2,2 miliardi di lire egiziane, circa 283 milioni di dollari di perdite al mese dallo scorso novembre. I dati comunicati dal Ministro del turismo egiziano Hisham Zazou all’emittente Al-Arabiya non lasciano spazio a dubbi.

Il turismo egiziano sta vivendo la sua crisi più grave della storia dopo che il 30 novembre un aereo di linea russa decollato da Sharm el Sheikh è esploso in volo provocando la morte di tutte le persone a bordo, 224 tra passeggeri e equipaggio. Lo Stato Islamico nella penisola del Sinai ha rivendicato l’attentato e gli investigatori russi e occidentali sostengono che a provocare l’esplosione del velivolo sia stata una bomba a bordo.

A dare l’ultimo colpo sono stati altri due attacchi negli ultimi 15 giorni. Il primo a un autobus di turisti israeliano alle piramidi di Giza e il secondo a Hurgada quando tre turisti europei sono stati aggrediti a colpi di coltello terroristi dell’ISIS. Ancora una volta il turismo è in difficoltà, Russia e Gran Bretagna mantengono il divieto per i voli verso l’Egitto e i flebili segni di ripresa che c’erano stati nei primi 10 mesi del 2015 sono stati completamente annullati dai recenti incidenti.

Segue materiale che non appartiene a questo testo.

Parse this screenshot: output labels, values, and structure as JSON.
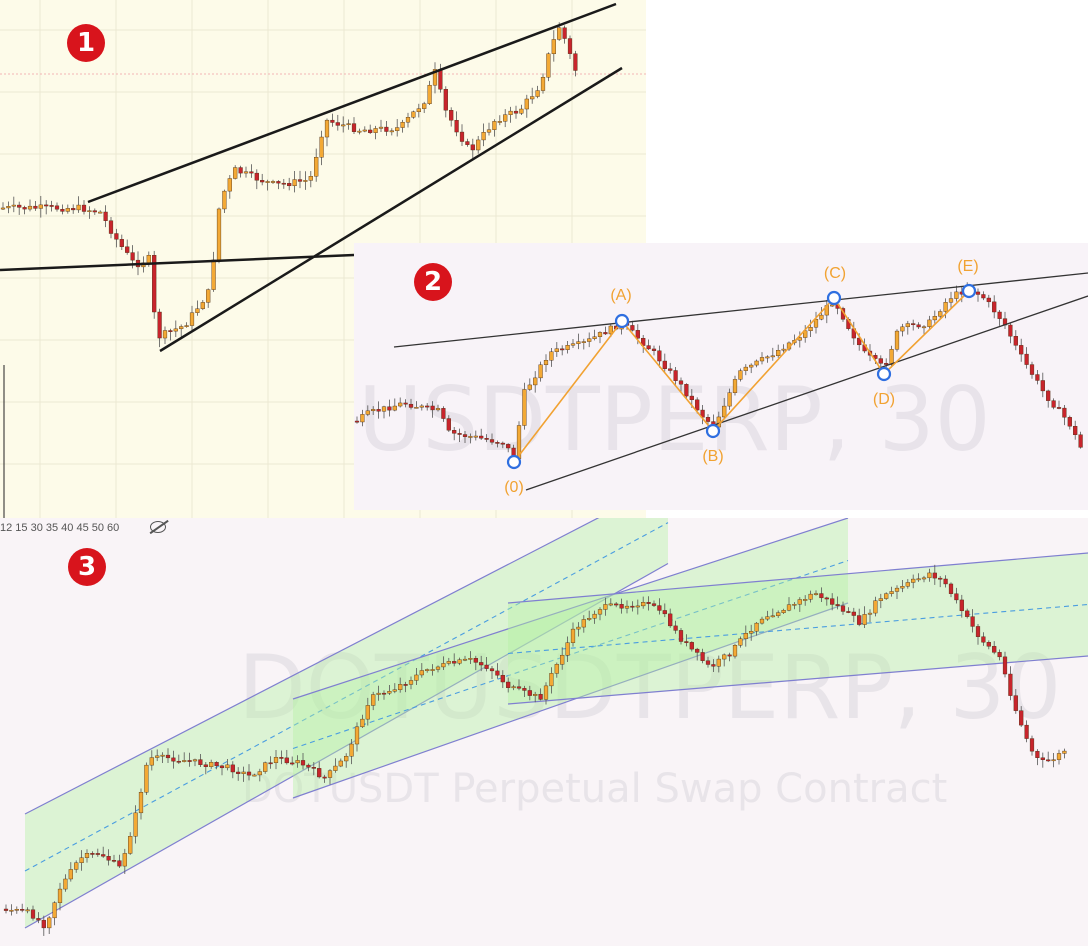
{
  "badges": {
    "one": "1",
    "two": "2",
    "three": "3"
  },
  "panel2": {
    "watermark": "USDTPERP, 30",
    "labels": {
      "p0": "(0)",
      "pA": "(A)",
      "pB": "(B)",
      "pC": "(C)",
      "pD": "(D)",
      "pE": "(E)"
    }
  },
  "panel3": {
    "toolbar": "12 15 30 35 40 45 50 60",
    "toolbar_icon": "eye-hidden-icon",
    "watermark_main": "DOTUSDTPERP, 30",
    "watermark_sub": "DOTUSDT Perpetual Swap Contract"
  },
  "colors": {
    "up": "#f3a935",
    "down": "#c8242c",
    "trend": "#1a1a1a",
    "wave": "#f1a232",
    "pivot": "#2f6fe0",
    "channel": "#7f7fd0",
    "fill": "#b5f0a5"
  },
  "chart_data": [
    {
      "type": "candlestick",
      "title": "",
      "trendlines": "rising wedge with lower horizontal support line"
    },
    {
      "type": "candlestick",
      "title": "",
      "pattern_points": [
        "(0)",
        "(A)",
        "(B)",
        "(C)",
        "(D)",
        "(E)"
      ],
      "trendlines": "converging upper and lower trendlines"
    },
    {
      "type": "candlestick",
      "title": "",
      "channels": "three overlapping parallel regression channels with dashed midlines"
    }
  ]
}
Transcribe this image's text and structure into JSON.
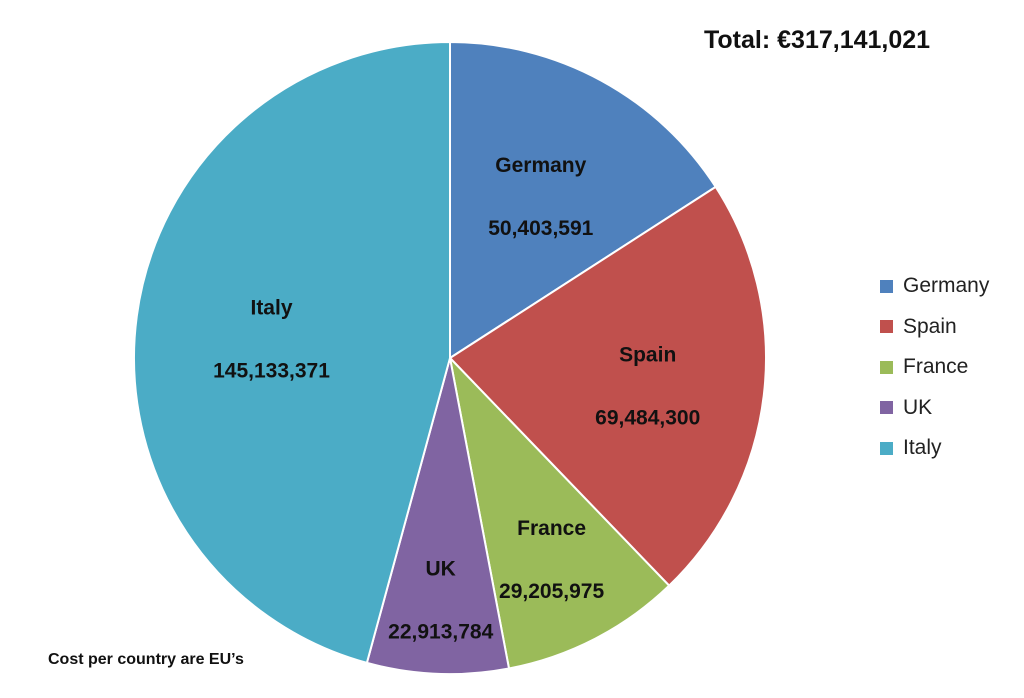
{
  "chart_data": {
    "type": "pie",
    "title": "Total: €317,141,021",
    "note": "Cost per country are EU’s",
    "start": "12 o'clock",
    "direction": "clockwise",
    "legend_position": "right",
    "slices": [
      {
        "name": "Germany",
        "value": 50403591,
        "value_label": "50,403,591",
        "color": "#4F81BD"
      },
      {
        "name": "Spain",
        "value": 69484300,
        "value_label": "69,484,300",
        "color": "#C0504D"
      },
      {
        "name": "France",
        "value": 29205975,
        "value_label": "29,205,975",
        "color": "#9BBB59"
      },
      {
        "name": "UK",
        "value": 22913784,
        "value_label": "22,913,784",
        "color": "#8064A2"
      },
      {
        "name": "Italy",
        "value": 145133371,
        "value_label": "145,133,371",
        "color": "#4BACC6"
      }
    ]
  }
}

Il turismo che nel 2010 con 14 milioni di visitatori aveva raggiunto un picco andando a rappresentare il 13 per cento del prodotto interno lordo entra in profonda crisi con la rivoluzione di piazza Tahrir nel 2011. Da allora la ripresa non è mai arrivata, nel 2013 con il colpo di stato e lo sgombero nell’agosto dello stesso anno del sit in dei Fratelli Musulmani di Rabaa el-Adaweya contro la deposizione del presidente islamista Morsi molti resort del Mar Rosso chiudono sospendo le loro attività per la prima volta. L’arrivo di Sisi, la lotta al terrorismo che ha comportato una repressione per i diritti umani senza precedenti sembravano rassicurare l’occidente.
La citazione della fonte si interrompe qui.